Notre admirable personnel, dans lequel on a continué d’associer les marins de terre ferme et les marins de profession, est né de ces équipages de ligne. On a perfectionné l’organisation ; en réalité on n’en a pas changé la base. J’ai connu un officier russe, M. Pephani, qui avait bravement fait son devoir dans les tranchées de Sébastopol et qui ne pouvait cependant se résigner à porter le col militaire. « Soldatzki! » répétait-il sans cesse avec une sourde et persévérante irritation. L’esprit du soldat a du bon même à bord; seulement il faut que le soldat s’amarine. Comment s’y prendre pour transformer en quelques semaines ce Kherséen ? C’est ainsi que Thucydide se permet d’appeler les Acarnanes embarqués comme suprême ressource sur la flotte athénienne ; mon maître d’équipage à bord de la Comète leur eût infligé le nom de figurans. Comment s’y prendre ? Allez le demander au capitaine Bouvet.
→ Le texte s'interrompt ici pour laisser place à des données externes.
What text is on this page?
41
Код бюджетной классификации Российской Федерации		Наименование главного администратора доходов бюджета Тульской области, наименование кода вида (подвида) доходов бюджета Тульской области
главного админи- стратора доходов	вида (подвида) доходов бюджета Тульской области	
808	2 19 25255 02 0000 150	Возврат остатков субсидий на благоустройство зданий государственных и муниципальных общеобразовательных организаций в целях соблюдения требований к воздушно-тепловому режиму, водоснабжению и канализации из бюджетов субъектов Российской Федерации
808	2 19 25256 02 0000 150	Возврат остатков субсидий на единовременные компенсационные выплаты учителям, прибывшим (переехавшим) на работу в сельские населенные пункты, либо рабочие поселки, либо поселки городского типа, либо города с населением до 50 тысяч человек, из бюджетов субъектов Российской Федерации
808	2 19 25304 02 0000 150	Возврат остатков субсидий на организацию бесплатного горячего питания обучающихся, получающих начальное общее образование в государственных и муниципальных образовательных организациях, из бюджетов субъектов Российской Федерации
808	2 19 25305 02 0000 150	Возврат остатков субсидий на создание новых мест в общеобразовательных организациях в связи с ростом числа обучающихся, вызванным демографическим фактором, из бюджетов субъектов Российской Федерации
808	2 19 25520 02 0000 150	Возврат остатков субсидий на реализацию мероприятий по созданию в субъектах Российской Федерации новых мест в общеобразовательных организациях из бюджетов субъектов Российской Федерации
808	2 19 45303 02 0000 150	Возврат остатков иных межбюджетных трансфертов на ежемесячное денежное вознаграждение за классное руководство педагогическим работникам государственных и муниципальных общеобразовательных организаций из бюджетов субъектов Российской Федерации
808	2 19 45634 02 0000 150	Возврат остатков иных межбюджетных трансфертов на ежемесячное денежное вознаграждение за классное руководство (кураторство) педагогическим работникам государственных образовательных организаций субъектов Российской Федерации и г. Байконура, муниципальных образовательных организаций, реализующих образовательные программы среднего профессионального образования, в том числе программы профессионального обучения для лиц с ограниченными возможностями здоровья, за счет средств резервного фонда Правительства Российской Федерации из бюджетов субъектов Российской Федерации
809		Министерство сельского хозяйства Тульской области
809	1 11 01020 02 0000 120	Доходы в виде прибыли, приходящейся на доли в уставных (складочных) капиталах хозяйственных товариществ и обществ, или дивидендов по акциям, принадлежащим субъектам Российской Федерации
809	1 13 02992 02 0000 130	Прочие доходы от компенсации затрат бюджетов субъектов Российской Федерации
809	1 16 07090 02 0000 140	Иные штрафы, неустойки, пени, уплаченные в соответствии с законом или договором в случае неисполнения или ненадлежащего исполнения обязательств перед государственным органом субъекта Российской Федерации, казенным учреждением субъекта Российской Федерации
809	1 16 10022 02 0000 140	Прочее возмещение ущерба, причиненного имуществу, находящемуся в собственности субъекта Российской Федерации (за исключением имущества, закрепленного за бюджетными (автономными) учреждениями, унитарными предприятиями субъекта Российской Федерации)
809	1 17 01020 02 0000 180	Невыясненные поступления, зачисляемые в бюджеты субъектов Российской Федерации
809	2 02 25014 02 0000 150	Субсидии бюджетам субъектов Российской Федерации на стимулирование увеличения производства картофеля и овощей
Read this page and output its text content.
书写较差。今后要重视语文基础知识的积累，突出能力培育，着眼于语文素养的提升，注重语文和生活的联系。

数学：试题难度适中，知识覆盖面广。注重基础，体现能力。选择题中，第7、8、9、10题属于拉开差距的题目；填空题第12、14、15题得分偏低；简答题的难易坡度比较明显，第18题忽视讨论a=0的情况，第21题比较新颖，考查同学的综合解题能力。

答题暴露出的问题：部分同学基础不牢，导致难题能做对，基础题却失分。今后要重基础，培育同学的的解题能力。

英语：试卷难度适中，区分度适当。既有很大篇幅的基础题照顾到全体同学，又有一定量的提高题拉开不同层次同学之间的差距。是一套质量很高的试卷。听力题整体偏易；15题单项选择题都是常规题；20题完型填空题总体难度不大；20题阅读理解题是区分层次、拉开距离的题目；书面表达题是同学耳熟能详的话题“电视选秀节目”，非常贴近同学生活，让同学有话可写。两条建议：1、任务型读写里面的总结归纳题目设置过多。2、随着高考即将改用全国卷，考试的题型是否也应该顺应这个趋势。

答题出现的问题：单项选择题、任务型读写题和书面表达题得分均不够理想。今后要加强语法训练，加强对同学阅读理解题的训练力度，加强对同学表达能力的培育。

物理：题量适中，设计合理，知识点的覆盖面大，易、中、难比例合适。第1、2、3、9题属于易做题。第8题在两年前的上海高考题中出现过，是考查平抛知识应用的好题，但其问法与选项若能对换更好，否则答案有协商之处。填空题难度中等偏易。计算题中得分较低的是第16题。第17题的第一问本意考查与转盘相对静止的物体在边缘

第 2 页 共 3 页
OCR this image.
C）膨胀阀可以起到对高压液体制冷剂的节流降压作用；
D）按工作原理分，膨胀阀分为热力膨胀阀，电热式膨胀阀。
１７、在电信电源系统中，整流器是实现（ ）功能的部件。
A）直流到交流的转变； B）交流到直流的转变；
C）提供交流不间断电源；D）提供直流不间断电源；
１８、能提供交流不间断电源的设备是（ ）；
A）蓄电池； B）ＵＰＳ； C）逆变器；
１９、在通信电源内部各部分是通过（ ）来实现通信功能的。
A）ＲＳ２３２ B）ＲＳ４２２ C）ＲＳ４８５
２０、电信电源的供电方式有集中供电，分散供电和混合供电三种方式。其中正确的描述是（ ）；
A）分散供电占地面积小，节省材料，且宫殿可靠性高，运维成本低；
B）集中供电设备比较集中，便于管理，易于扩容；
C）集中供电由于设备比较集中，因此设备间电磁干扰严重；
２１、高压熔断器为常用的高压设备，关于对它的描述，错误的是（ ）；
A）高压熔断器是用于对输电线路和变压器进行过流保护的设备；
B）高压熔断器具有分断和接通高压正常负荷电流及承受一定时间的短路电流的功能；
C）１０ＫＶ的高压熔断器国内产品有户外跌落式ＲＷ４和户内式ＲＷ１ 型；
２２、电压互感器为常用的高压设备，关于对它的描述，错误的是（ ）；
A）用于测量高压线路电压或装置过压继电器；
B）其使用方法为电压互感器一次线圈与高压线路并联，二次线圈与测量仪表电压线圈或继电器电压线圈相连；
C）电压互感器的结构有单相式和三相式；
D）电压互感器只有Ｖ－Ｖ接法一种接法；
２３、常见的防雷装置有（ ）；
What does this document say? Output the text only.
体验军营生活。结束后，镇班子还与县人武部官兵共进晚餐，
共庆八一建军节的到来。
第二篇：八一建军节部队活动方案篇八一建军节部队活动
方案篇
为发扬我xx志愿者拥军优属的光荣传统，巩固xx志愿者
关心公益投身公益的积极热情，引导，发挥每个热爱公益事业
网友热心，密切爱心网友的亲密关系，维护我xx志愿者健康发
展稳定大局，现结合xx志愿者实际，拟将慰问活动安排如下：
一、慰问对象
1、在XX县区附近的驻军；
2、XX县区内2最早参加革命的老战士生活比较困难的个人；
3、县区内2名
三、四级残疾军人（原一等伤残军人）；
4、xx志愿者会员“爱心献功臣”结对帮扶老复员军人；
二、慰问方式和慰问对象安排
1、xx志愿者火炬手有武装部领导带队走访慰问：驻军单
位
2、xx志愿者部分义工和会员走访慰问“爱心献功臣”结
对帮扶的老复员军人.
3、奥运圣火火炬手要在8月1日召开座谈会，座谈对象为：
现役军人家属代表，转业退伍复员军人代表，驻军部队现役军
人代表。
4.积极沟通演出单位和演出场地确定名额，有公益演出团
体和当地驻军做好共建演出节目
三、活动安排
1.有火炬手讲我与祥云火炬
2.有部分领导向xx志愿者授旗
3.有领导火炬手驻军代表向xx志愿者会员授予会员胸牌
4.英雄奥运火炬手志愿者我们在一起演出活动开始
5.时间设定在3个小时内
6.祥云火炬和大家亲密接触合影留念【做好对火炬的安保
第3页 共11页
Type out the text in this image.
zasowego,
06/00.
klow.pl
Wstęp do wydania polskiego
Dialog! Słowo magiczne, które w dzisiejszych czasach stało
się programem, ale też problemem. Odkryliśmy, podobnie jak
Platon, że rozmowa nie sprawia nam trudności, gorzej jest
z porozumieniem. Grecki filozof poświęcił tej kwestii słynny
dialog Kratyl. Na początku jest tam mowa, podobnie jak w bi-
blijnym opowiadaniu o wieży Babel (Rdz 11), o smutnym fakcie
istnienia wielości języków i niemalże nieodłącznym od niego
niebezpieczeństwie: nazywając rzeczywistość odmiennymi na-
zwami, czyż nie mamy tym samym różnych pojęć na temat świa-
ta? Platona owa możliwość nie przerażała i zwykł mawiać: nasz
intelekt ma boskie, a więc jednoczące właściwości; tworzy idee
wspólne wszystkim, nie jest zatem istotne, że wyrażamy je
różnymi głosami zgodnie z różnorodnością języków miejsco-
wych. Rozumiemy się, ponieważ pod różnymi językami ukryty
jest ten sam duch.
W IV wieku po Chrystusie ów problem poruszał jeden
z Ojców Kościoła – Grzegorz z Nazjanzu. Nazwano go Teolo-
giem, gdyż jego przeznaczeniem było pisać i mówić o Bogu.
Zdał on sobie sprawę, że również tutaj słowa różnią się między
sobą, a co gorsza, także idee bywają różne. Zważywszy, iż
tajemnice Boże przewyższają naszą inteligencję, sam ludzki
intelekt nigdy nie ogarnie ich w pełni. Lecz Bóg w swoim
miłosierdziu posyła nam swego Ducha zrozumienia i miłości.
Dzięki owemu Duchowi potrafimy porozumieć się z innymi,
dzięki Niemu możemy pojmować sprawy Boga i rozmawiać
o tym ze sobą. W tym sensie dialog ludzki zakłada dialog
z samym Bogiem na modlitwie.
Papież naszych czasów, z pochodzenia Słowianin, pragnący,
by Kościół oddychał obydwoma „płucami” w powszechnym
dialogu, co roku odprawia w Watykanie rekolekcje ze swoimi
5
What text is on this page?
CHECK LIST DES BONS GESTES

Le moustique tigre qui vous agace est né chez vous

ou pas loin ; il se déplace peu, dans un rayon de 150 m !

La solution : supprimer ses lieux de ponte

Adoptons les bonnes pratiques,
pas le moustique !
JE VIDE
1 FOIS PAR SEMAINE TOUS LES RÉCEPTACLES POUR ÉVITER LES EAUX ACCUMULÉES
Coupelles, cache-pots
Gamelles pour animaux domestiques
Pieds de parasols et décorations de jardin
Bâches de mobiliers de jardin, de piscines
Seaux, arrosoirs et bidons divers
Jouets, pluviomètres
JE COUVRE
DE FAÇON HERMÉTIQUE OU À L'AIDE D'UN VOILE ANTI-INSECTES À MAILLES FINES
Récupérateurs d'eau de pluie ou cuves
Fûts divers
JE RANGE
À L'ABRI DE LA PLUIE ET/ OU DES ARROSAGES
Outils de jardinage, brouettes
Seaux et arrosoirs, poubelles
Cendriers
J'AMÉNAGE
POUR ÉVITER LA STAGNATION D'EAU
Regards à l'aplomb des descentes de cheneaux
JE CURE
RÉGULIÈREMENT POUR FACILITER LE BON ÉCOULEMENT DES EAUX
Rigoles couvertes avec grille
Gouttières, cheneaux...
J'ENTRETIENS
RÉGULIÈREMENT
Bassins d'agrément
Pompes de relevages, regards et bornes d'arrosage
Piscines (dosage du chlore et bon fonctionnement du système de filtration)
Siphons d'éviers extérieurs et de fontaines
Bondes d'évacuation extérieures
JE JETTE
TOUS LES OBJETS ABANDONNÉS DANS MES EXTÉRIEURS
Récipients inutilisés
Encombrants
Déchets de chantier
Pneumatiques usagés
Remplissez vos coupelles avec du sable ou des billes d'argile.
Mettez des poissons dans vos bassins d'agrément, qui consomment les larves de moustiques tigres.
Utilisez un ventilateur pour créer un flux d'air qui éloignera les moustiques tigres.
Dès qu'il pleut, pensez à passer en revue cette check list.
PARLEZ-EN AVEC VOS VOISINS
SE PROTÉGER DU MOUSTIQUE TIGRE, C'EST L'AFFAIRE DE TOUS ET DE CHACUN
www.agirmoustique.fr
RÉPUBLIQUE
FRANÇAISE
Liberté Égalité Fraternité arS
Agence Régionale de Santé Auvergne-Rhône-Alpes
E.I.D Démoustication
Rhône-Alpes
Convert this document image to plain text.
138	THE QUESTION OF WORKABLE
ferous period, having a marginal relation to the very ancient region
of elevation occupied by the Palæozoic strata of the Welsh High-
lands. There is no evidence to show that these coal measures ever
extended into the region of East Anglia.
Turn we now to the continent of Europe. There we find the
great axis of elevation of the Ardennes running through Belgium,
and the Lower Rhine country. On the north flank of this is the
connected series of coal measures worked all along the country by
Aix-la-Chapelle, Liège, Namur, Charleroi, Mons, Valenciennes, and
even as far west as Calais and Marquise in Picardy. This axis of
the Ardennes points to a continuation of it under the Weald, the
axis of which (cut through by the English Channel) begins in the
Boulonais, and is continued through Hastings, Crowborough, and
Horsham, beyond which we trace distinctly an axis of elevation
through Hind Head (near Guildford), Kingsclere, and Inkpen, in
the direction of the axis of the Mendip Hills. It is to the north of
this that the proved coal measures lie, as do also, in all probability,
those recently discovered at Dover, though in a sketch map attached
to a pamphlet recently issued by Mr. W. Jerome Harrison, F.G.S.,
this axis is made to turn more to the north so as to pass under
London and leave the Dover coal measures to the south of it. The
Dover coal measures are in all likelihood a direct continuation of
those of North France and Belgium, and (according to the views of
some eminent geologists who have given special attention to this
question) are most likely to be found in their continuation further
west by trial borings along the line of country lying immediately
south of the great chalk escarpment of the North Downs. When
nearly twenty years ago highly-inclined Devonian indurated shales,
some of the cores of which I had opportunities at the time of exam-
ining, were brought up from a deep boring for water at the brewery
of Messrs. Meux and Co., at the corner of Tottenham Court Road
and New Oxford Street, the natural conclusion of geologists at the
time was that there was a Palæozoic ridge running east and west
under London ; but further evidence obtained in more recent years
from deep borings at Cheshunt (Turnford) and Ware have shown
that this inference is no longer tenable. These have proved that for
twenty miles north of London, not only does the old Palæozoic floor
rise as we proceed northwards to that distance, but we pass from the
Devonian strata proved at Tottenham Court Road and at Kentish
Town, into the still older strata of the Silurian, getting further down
La république de 1792 et l’empire avaient reçu de la monarchie française une réserve de marins que l’on peut comparer sous plus d’un rapport au trésor qui s’était lentement accumulé dans la ruche d’Athènes. Cette réserve, les proscriptions et les entreprises mal conçues l’eurent bientôt épuisée. Ce fut alors que l’empereur, dont l’imagination féconde n’était jamais à bout de ressources, eut l’idée, puisqu’il n’avait plus de marins, d’armer ses flottes avec des soldats. L’amiral Decrès, par son ordre, institua les équipages de haut bord, équipages qui devaient plus tard, dans une certaine mesure, servir de modèle aux équipages de ligne. Si, au lieu d’avoir pour ministre un homme de grande valeur et d’infiniment d’esprit, mais d’un esprit sceptique, l’empereur eût trouvé pour le seconder la foi ardente d’un Ducos ou d’un Seignelay, nul doute que l’organisation, si audacieuse qu’elle parût, au premier abord, n’eût porté d’autres fruits. J’ai promis d’en fournir la preuve ; la chose me sera facile ; cette preuve, je l’ai sous la main; je la rencontre dans un livre dont je ne saurais trop recommander la lecture à nos officiers. Les héros n’écrivent pas souvent; quand ils écrivent, ils font passer leur âme dans les pages qu’ils nous lèguent. Après la Retraite des dix mille, je ne connais pas d’ouvrage plus attachant, plus vivant, plus vrai dans toutes ses parties que: le Précis des campagnes de l’amiral Pierre Bouvet.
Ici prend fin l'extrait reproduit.